“Através da redução de juros e da extensão de prazos da dívida das Administrações Públicas e da reestruturação de passivos do setor bancário, seria possível conseguir uma diminuição anual do défice da balança de rendimentos que se estima em cerca de 4,7 mil milhões de euros, traduzindo-se num efeito equivalente a uma redução do valor presente da dívida externa líquida de 103% no final de 2013 para cerca de 24% do PIB. De facto, o nível de dívida externa do país é tal que uma reestruturação da dívida de dimensão inferior não conseguiria assegurar que a dívida externa de Portugal se tornaria sustentável”.
O longo parágrafo aparece no preâmbulo do estudo Um Programa Sustentável para a Reestruturação da Dívida Portuguesa, da autoria de quatro economistas portugueses. Ricardo Cabral ensina na Universidade da Madeira e é bloguista de Tudo Menos Economia, no Público. Também ali escreve Francisco Louçã, professor catedrático do Instituto Superior de Economia e Gestão e ex-dirigente do Bloco de Esquerda. Eugénia Pires é especialista em dívida pública e formou-se em Inglaterra. Pedro Nunos Santos é deputado do PS, economista e ficou conhecido por dizer, num jantar de Natal de 2011, que “ou os senhores se põem finos, ou nós não pagamos”, referindo-se aos credores da República.
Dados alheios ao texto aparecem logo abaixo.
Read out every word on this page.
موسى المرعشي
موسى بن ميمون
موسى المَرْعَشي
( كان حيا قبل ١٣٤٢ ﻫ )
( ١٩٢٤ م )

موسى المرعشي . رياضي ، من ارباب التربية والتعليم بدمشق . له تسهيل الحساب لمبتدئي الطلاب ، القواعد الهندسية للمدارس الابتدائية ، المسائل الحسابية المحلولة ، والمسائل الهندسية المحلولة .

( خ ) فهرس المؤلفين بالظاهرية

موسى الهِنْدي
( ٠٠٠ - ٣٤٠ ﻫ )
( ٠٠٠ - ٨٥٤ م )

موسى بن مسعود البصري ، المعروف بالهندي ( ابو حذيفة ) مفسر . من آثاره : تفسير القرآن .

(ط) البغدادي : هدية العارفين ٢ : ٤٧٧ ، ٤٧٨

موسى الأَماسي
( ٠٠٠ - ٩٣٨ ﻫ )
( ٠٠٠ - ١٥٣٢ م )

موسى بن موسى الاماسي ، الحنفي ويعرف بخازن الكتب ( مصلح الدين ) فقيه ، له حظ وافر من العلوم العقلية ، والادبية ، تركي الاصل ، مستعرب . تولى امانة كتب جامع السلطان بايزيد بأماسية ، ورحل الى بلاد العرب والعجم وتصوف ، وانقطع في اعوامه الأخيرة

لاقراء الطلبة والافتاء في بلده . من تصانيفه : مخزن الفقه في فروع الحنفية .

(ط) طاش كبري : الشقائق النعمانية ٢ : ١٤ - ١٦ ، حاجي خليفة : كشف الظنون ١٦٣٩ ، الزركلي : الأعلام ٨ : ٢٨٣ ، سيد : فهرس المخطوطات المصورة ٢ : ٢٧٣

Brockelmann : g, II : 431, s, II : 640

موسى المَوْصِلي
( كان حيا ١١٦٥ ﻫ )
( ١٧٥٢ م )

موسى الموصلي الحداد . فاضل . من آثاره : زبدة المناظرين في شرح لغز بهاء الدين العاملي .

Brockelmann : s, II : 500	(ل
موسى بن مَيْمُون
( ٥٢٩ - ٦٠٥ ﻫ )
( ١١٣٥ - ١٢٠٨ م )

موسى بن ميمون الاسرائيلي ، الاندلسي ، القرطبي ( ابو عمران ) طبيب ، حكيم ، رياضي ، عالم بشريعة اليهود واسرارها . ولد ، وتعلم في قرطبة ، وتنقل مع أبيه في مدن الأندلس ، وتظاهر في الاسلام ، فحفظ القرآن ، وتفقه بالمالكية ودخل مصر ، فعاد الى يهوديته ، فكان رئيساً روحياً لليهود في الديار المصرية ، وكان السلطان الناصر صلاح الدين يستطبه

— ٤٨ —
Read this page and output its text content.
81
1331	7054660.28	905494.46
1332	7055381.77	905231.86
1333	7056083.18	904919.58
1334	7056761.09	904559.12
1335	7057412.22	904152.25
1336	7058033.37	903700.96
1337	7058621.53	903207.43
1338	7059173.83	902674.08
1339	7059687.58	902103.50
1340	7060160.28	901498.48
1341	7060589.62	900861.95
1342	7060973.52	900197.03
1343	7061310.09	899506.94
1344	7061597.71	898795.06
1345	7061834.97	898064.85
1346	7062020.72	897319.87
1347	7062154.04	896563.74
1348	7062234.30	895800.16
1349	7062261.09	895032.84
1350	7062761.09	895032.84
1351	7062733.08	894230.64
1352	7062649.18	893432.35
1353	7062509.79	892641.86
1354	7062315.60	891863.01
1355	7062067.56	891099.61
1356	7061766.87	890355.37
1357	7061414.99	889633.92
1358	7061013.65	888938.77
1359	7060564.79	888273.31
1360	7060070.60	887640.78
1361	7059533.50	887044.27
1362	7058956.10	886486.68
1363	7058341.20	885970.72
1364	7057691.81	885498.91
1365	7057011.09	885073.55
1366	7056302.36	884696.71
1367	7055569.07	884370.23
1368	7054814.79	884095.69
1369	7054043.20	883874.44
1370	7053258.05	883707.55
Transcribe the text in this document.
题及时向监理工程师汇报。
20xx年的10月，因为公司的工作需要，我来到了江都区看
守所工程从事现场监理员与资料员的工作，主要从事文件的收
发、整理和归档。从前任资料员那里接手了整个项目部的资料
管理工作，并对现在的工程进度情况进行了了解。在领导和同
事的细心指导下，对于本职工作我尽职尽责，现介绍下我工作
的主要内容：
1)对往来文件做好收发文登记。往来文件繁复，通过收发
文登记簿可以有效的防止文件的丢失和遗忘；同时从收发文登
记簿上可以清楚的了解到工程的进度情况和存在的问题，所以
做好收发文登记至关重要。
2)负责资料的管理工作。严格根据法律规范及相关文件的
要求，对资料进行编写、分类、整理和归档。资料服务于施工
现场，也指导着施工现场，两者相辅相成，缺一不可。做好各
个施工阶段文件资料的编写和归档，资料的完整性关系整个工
E porque se ouvirá falar deste estudo, apresentado à comunicação social no verão de 2014 e entretanto esquecido em blogues e sítios académicos da net? Porque o acordo entre o PS e o Bloco de Esquerda prevê a constituição de grupos de trabalho, com base na Assembleia da República mas com ligação a membros do executivo socialista, para “preparar iniciativas comuns sobre áreas fundamentais”. A sustentabilidade da dívida pública é precisamente um dos destes temas “fundamentais”.
A VISÃO tinha noticiado em primeira mão que durante o primeiro encontro entre bloquistas e socialistas, na sede da Rua da Palma, o tema tinha sido abordado entre as delegações chefiadas por Catarina Martins e António Costa. O assunto sempre foi querido ao Bloco de Esquerda e mostra que o apoio parlamentar ao governo de António Costa não foi dado de barato, tendo os bloquistas forçado a constituição destes grupos de trabalho que farão relatórios semestrais.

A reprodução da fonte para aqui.